I have served on the program committees for many conferences in storage and HPC over my career. Reviewing paper submissions is a lot of work, but Jeff Hammond once told me that he tries to review ten papers for every one paper he authors, and that ratio has stuck with me as a motivator to keep doing this.

When I started out reviewing, it used to take me at least four hours to review a single paper, and I think this is a common pitfall to many early-career researchers. However, serving on the SC technical program committee usually comes with 8-10 papers, which meant that conference alone was a 40+ hour commitment in the month that reviewers are given.

Over the years, I’ve gotten better at reviewing papers, and I’m down to about 1.5 to 2 hours per paper. Here’s how I approach it:

  • The day papers are assigned, I space them out over the month. If I’m given 10 papers and three weeks, I schedule time on Monday/Wednesday/Friday each week to review one paper. This is way less stressful than packing all papers into a weekend.
  • I do not read papers from front to back. I read the title, abstract, and results, then figure out what else I need to read after that. There are a couple benefits to this:
    1. If the results don’t appear until page 7 out of 10, the paper is probably mostly introduction and background and not a lot of novelty. Those papers are easier to skim through without the risk of missing much.
    2. If the methods and results are weak, the paper is weak. There’s no point in spending a half hour scrutinizing the grammar in the introduction if there’s no way the paper is going to be accepted.
  • As I jump around the paper, I write comments down in the review form directly.

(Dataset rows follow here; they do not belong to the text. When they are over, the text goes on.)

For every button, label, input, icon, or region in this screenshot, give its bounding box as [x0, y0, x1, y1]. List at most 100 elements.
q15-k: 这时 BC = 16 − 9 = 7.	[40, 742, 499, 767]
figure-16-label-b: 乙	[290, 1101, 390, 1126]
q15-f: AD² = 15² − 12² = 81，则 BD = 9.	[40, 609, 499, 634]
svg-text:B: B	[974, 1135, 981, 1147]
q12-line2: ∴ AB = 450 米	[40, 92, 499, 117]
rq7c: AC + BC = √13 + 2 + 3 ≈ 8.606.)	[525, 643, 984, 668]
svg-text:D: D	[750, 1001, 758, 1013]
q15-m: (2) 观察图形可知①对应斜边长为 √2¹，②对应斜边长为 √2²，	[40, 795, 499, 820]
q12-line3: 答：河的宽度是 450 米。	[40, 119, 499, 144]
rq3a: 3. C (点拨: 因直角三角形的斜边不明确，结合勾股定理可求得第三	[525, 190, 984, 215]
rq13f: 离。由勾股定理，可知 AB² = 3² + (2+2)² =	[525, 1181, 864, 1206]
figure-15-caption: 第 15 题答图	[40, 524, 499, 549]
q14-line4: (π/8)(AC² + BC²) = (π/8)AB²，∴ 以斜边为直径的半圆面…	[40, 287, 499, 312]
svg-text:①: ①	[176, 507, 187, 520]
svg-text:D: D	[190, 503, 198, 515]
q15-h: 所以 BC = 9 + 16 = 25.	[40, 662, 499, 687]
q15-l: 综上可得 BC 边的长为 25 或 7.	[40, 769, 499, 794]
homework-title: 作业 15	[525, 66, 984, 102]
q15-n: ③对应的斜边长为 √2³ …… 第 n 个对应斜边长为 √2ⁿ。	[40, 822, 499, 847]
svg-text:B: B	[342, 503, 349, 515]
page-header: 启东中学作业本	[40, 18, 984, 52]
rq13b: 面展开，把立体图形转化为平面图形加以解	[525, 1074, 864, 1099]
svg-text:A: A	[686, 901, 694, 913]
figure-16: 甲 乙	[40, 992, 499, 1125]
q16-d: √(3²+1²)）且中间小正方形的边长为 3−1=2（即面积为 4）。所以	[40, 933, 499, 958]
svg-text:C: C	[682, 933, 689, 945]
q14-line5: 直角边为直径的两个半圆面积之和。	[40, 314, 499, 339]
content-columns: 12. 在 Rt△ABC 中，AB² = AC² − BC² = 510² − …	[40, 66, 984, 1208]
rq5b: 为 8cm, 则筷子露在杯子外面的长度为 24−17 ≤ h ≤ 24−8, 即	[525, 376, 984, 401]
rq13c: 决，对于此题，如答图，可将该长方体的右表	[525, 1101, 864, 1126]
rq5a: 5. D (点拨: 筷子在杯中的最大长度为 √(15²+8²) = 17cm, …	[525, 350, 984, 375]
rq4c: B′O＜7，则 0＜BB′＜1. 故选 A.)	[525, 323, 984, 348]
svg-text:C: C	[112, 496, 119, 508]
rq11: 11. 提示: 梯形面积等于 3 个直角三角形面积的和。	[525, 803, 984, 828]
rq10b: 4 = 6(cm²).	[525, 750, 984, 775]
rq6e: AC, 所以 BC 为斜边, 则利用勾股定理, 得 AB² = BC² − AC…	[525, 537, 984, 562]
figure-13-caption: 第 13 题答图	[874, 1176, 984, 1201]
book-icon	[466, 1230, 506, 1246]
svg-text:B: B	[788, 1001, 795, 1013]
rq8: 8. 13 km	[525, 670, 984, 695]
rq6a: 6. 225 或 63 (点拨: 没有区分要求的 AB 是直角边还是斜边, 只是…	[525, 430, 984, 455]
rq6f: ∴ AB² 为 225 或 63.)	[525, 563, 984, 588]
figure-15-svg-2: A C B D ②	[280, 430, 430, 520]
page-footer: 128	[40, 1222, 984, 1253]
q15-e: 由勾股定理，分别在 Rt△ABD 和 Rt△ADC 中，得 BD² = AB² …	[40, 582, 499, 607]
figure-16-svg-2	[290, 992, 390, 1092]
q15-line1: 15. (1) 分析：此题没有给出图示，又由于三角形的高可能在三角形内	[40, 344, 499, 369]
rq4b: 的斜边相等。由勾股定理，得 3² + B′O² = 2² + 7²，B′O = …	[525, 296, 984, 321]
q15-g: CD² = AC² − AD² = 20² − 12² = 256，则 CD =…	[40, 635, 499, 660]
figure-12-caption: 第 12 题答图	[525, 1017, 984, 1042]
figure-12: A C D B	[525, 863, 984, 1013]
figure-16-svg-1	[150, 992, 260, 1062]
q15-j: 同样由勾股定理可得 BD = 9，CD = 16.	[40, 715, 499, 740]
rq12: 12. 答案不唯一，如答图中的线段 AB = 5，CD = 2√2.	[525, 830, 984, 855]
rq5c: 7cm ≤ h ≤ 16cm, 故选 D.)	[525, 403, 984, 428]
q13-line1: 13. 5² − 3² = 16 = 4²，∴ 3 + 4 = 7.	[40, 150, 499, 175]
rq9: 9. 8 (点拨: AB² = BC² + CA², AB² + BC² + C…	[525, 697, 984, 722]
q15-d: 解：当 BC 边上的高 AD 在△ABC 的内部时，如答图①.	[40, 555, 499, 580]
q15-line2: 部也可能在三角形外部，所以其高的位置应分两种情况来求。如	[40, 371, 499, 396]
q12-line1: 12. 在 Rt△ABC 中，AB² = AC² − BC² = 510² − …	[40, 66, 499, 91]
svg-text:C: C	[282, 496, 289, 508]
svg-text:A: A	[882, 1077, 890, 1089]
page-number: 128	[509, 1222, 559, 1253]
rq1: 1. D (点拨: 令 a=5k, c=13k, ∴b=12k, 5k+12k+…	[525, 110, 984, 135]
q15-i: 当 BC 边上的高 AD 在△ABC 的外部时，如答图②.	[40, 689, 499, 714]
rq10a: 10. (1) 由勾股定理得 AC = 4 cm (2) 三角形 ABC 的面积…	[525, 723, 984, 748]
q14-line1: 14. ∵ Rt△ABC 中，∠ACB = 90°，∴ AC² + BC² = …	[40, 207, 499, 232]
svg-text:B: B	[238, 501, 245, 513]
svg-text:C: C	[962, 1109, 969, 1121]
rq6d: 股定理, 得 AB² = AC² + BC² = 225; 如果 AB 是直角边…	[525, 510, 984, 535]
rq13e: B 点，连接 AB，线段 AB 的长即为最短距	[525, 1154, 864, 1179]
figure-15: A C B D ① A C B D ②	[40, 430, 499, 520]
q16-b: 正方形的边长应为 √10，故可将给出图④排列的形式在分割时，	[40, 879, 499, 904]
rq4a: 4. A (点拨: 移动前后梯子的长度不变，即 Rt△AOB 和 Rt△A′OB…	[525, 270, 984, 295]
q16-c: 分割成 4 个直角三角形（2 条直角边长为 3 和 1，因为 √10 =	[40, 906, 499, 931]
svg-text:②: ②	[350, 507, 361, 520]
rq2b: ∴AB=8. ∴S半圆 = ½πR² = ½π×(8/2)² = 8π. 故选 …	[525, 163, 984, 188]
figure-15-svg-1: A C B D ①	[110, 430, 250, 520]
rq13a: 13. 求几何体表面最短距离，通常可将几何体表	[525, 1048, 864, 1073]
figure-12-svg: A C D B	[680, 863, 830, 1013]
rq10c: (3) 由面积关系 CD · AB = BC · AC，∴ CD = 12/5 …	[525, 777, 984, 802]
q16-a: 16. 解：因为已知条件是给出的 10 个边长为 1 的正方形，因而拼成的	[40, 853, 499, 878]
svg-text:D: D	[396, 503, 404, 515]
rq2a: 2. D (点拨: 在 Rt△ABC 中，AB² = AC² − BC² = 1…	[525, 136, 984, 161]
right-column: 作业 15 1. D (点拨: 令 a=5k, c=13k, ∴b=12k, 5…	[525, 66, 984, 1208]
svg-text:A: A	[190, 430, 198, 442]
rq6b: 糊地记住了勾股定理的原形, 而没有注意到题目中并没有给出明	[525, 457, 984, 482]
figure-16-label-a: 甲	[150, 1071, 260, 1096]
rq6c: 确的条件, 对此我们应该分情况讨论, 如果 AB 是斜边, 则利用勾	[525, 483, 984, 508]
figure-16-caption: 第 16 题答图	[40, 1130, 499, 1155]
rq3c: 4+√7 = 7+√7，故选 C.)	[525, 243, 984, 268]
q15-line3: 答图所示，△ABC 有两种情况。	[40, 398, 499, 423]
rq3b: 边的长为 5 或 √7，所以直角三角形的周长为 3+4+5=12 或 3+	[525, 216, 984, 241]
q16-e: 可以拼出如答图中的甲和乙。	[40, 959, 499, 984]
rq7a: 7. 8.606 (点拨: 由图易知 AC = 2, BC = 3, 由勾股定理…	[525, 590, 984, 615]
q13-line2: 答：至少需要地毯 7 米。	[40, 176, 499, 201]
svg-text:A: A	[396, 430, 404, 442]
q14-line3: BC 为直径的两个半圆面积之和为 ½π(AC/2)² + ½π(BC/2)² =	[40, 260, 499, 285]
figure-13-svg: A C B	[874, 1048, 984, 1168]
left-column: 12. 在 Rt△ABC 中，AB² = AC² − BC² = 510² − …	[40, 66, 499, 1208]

This makes completing the review paperwork more like editing some notes rather than trying to synthesize high-level points about the whole paper post-hoc.

It only takes about 30 minutes of skimming and jumping around to answer the high-level questions of if the paper is good or bad. The rest of the time is documenting examples of what makes it good or bad in the review form, phrasing things constructively, and giving the authors something that they can use to improve the paper.

I’ve also found that, the better a paper is, the harder it is to review. Conversely, good papers take a lot of work.

  • I often look out for bad papers when bidding, because I know I can complete a review with meaningful feedback in 30-60 minutes. Finding constructive feedback for a bad paper is easy and doesn’t really require a deep understanding of the subject matter, because bad papers aren’t even at the starting line of the race.
  • Finding constructive feedback for good papers requires a higher degree of subject matter expertise, and this is where I often find myself reading references and trying to understand nuanced concepts. Though they take more time to review though, good papers tend to be more enjoyable because I learn something that I otherwise wouldn’t have known.